Dafür, dass Verbraucher der Bewertung erhebliches Gewicht für ihre Entscheidung beimessen, das Produkt zu wählen, spricht bereits, dass der Makler die Bewertung vorgenommen hat.

Denn es ist nicht davon auszugehen, dass er das sinnfrei macht. Da der Makler nach dem VVG eine Produktempfehlung gegenüber einem Kunden in der Beratungssituation unter Nennung der sie tragenden Gründe schuldet, kann von ihm auch ohne Weiteres erwartet werden, dass er die Kriterien nennt, die einer von ihm vorgenommenen abstrakten Bewertung des Tarifs entsprechen.

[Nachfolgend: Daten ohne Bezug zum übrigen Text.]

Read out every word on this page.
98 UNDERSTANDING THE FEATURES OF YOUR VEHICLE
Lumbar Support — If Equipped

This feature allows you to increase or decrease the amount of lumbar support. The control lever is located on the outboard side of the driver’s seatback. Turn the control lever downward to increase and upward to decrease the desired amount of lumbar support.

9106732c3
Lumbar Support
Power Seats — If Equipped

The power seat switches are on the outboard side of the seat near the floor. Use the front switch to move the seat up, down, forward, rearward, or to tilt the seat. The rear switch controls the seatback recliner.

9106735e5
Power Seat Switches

Aber auch die Mitteilung des Umstandes, dass die Bewertungen von ihm selbst, also dem die Website betreibenden Makler stammt, kann erwartet werden. Denn die angesprochenen Verkehrskreise könnten davon ausgehen, es handele sich um Bewertungen von Verbrauchern, sodass ein Bedarf an der Richtigstellung von Quelle und Qualifikation der Bewertung zur Vermeidung einer Fehlvorstellung der Verbraucher unabweisbar erscheint.

Deshalb erstreckt sich die Transparenzpflicht darauf, den Initiator, seinen Vermittlerstatus und die angewendeten Bewertungskriterien zu benennen.